Generally, an adjuvant is supposed to enhance either Th1‐ or Th2‐type immune response. In contrast, the addition of pMEhCD40L could enhance both humoral and cellular immunity without changing the balance between Th1 and Th2 under DNA vaccination and can enhance the production of both IL‐4 and IFN‐γ, so it is thought to be a unique adjuvant.

Our results showed that the cells from inguinal or para‐aortic lymph nodes had more antigen‐specific cytokine‐producing cells than the cells from spleen. This is an important observation to show the exact site where antigen presentation occurs in the DNA vaccine system. Robinson et al. reported that immune response was obtained even they ablated the immunized mouse muscle immediately after immunization.

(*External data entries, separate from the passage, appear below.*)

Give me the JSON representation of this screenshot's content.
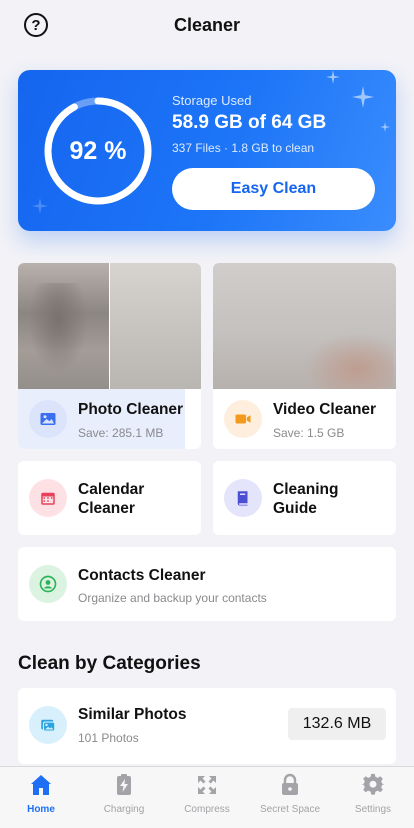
{
  "header": {
    "title": "Cleaner",
    "help_glyph": "?"
  },
  "storage": {
    "percent_label": "92 %",
    "percent_value": 92,
    "label": "Storage Used",
    "value": "58.9 GB of 64 GB",
    "sub": "337 Files · 1.8 GB to clean",
    "button": "Easy Clean"
  },
  "photo_cleaner": {
    "title": "Photo Cleaner",
    "save": "Save: 285.1 MB",
    "icon": "image-icon"
  },
  "video_cleaner": {
    "title": "Video Cleaner",
    "save": "Save: 1.5 GB",
    "icon": "video-camera-icon"
  },
  "calendar_cleaner": {
    "title_line1": "Calendar",
    "title_line2": "Cleaner",
    "icon": "calendar-icon"
  },
  "cleaning_guide": {
    "title_line1": "Cleaning",
    "title_line2": "Guide",
    "icon": "book-icon"
  },
  "contacts_cleaner": {
    "title": "Contacts Cleaner",
    "sub": "Organize and backup your contacts",
    "icon": "contact-icon"
  },
  "categories": {
    "title": "Clean by Categories",
    "items": [
      {
        "title": "Similar Photos",
        "sub": "101 Photos",
        "size": "132.6 MB",
        "icon": "photos-icon"
      }
    ]
  },
  "tabs": [
    {
      "label": "Home",
      "icon": "home-icon",
      "active": true
    },
    {
      "label": "Charging",
      "icon": "battery-icon",
      "active": false
    },
    {
      "label": "Compress",
      "icon": "compress-icon",
      "active": false
    },
    {
      "label": "Secret Space",
      "icon": "lock-icon",
      "active": false
    },
    {
      "label": "Settings",
      "icon": "gear-icon",
      "active": false
    }
  ],
  "colors": {
    "accent": "#1f6ff4",
    "card_gradient_start": "#1565ef",
    "card_gradient_end": "#3a8dfd"
  }
}
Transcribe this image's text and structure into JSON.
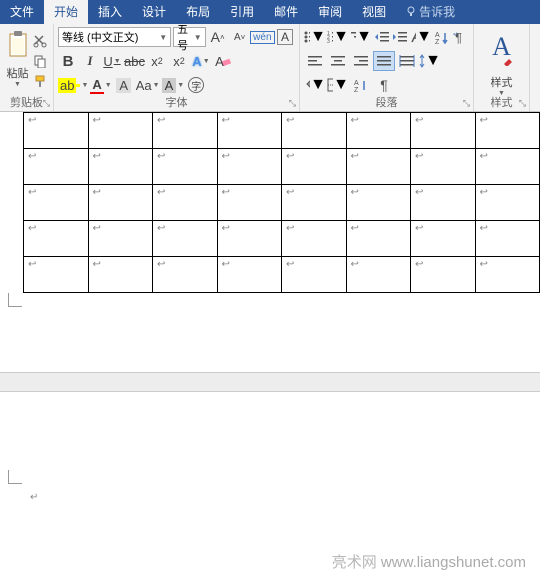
{
  "tabs": {
    "file": "文件",
    "home": "开始",
    "insert": "插入",
    "design": "设计",
    "layout": "布局",
    "references": "引用",
    "mailings": "邮件",
    "review": "审阅",
    "view": "视图",
    "tell_me": "告诉我"
  },
  "clipboard": {
    "paste": "粘贴",
    "group_label": "剪贴板"
  },
  "font": {
    "name": "等线 (中文正文)",
    "size": "五号",
    "group_label": "字体",
    "bold": "B",
    "italic": "I",
    "underline": "U",
    "strike": "abc",
    "sub": "x",
    "sup": "x",
    "grow": "A",
    "shrink": "A",
    "clear": "A",
    "wen": "wén",
    "char_a": "A",
    "phonetic": "A",
    "highlight": "ab",
    "color": "A",
    "border_char": "A",
    "circle_char": "字"
  },
  "paragraph": {
    "group_label": "段落",
    "sort": "A↓",
    "pilcrow": "¶"
  },
  "styles": {
    "letter": "A",
    "label": "样式",
    "group_label": "样式"
  },
  "table": {
    "rows": 5,
    "cols": 8,
    "cell_mark": "↩"
  },
  "footer": {
    "site_cn": "亮术网",
    "site_url": "www.liangshunet.com"
  }
}
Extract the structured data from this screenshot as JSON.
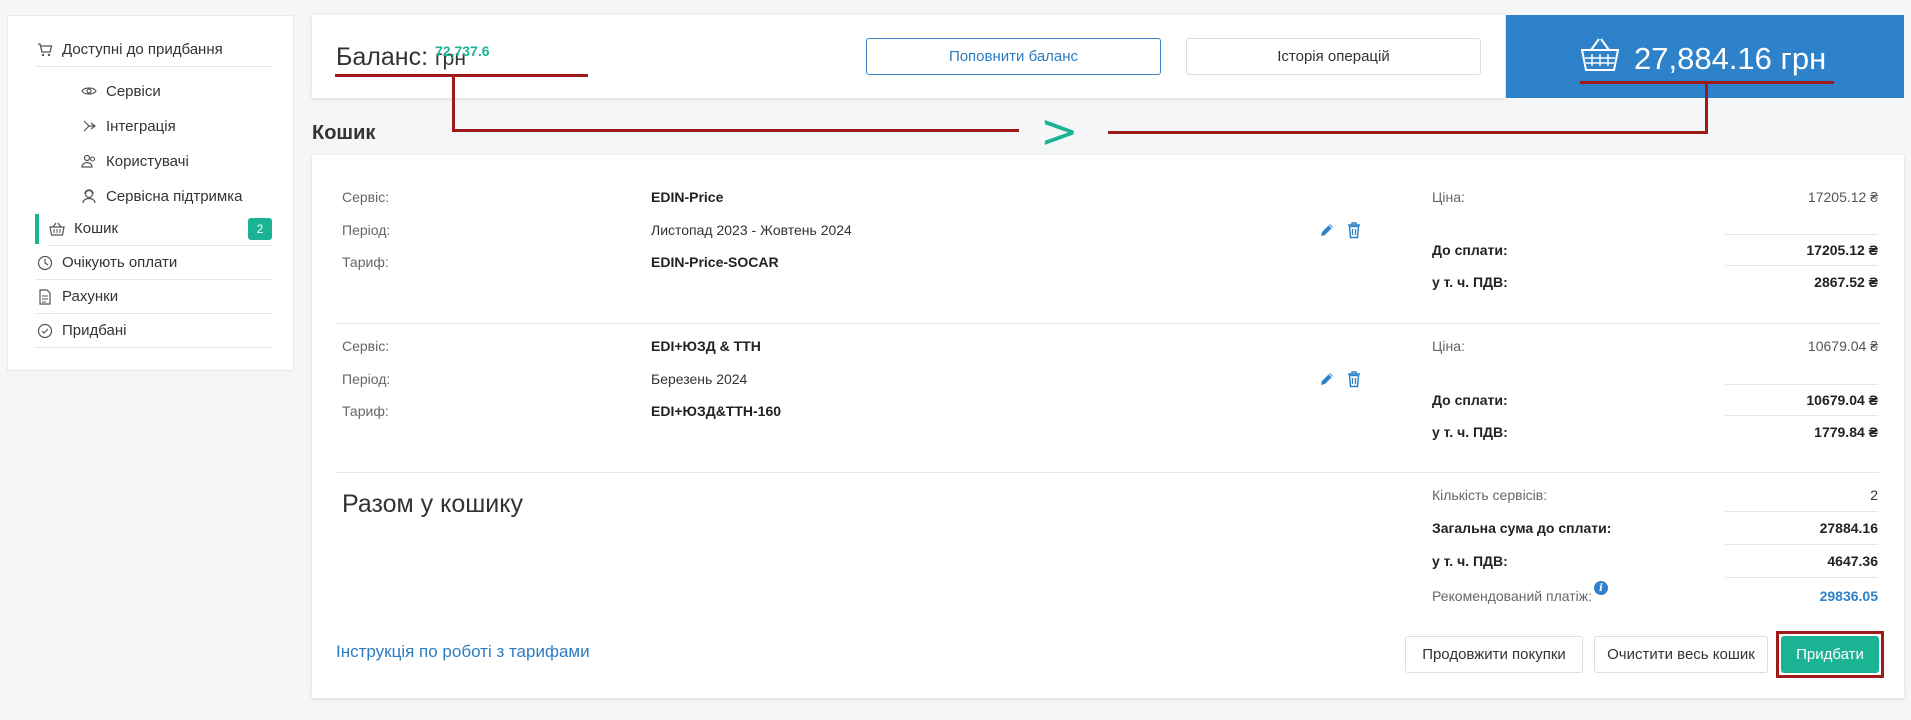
{
  "sidebar": {
    "items": [
      {
        "label": "Доступні до придбання",
        "icon": "cart-icon"
      },
      {
        "label": "Сервіси",
        "icon": "eye-icon"
      },
      {
        "label": "Інтеграція",
        "icon": "integration-icon"
      },
      {
        "label": "Користувачі",
        "icon": "users-icon"
      },
      {
        "label": "Сервісна підтримка",
        "icon": "support-icon"
      },
      {
        "label": "Кошик",
        "icon": "basket-icon",
        "badge": "2"
      },
      {
        "label": "Очікують оплати",
        "icon": "clock-icon"
      },
      {
        "label": "Рахунки",
        "icon": "document-icon"
      },
      {
        "label": "Придбані",
        "icon": "check-circle-icon"
      }
    ]
  },
  "header": {
    "balance_label": "Баланс: ",
    "balance_value": "72,737.6",
    "balance_currency": " грн",
    "topup_label": "Поповнити баланс",
    "history_label": "Історія операцій",
    "cart_total": "27,884.16 грн"
  },
  "colors": {
    "accent": "#1ab394",
    "primary": "#2d82c9",
    "annotation": "#a01a1a"
  },
  "section_title": "Кошик",
  "cart": {
    "labels": {
      "service": "Сервіс:",
      "period": "Період:",
      "tariff": "Тариф:",
      "price": "Ціна:",
      "to_pay": "До сплати:",
      "vat": "у т. ч. ПДВ:"
    },
    "items": [
      {
        "service": "EDIN-Price",
        "period": "Листопад 2023 - Жовтень 2024",
        "tariff": "EDIN-Price-SOCAR",
        "price": "17205.12 ₴",
        "to_pay": "17205.12 ₴",
        "vat": "2867.52 ₴"
      },
      {
        "service": "EDI+ЮЗД & ТТН",
        "period": "Березень 2024",
        "tariff": "EDI+ЮЗД&ТТН-160",
        "price": "10679.04 ₴",
        "to_pay": "10679.04 ₴",
        "vat": "1779.84 ₴"
      }
    ]
  },
  "summary": {
    "title": "Разом у кошику",
    "count_label": "Кількість сервісів:",
    "count": "2",
    "total_label": "Загальна сума до сплати:",
    "total": "27884.16",
    "vat_label": "у т. ч. ПДВ:",
    "vat": "4647.36",
    "recommended_label": "Рекомендований платіж:",
    "recommended": "29836.05",
    "info_glyph": "i"
  },
  "footer": {
    "instructions_link": "Інструкція по роботі з тарифами",
    "continue_label": "Продовжити покупки",
    "clear_label": "Очистити весь кошик",
    "buy_label": "Придбати"
  },
  "annotation": {
    "arrow_glyph": ">"
  }
}
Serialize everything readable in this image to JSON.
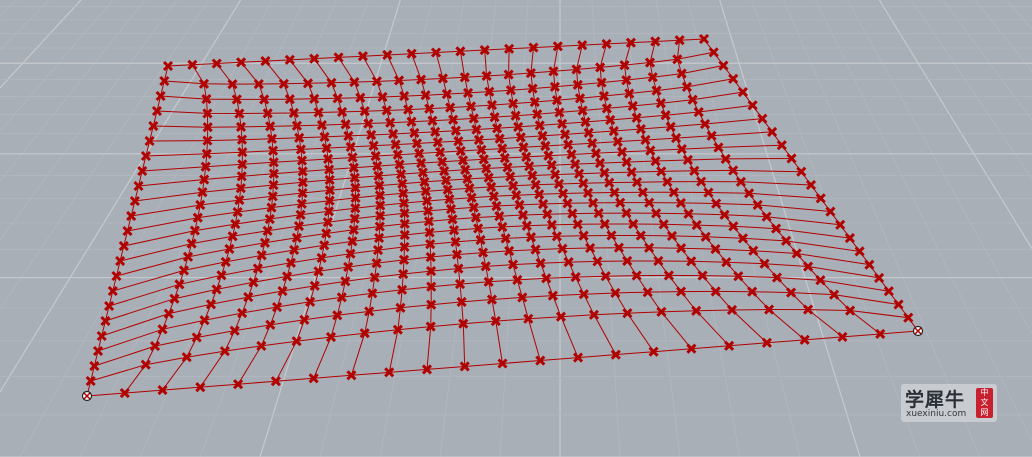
{
  "viewport": {
    "background": "#a9afb7",
    "grid_minor_color": "#b3b8bf",
    "grid_major_color": "#c6cace",
    "mesh_color": "#b00000",
    "corner_point_color": "#ffffff",
    "marker_icon": "x-mark-icon"
  },
  "watermark": {
    "brand_cn": "学犀牛",
    "url": "xuexiniu.com",
    "seal": [
      "中",
      "文",
      "网"
    ],
    "seal_color": "#c8202e"
  }
}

They hypothesized that antigen presentation occurred not at the injected focus but at a close lymph node or in the spleen via the blood stream where DNA vaccination was given intramuscularly.^32,33 Our results support their hypothesis.

The present study clearly demonstrated adjuvant activity of hCD40L in DNA vaccination against HIV and the vaccination combined with pMEhCD40L is expected to contribute to the development of more effective vaccination than one combined with conventional adjuvant. Especially, in AIDS patients with decreased CD4⁺ helper T lymphocytes, hCD40L in DNA vaccination may provide an opportunity for enhancement of CTL activity. In fact, we planned the experiment using this plasmid in severe combined immunodeficiency (SCID)/Hu mice because this model can simulate immunologically the human being infected with HIV.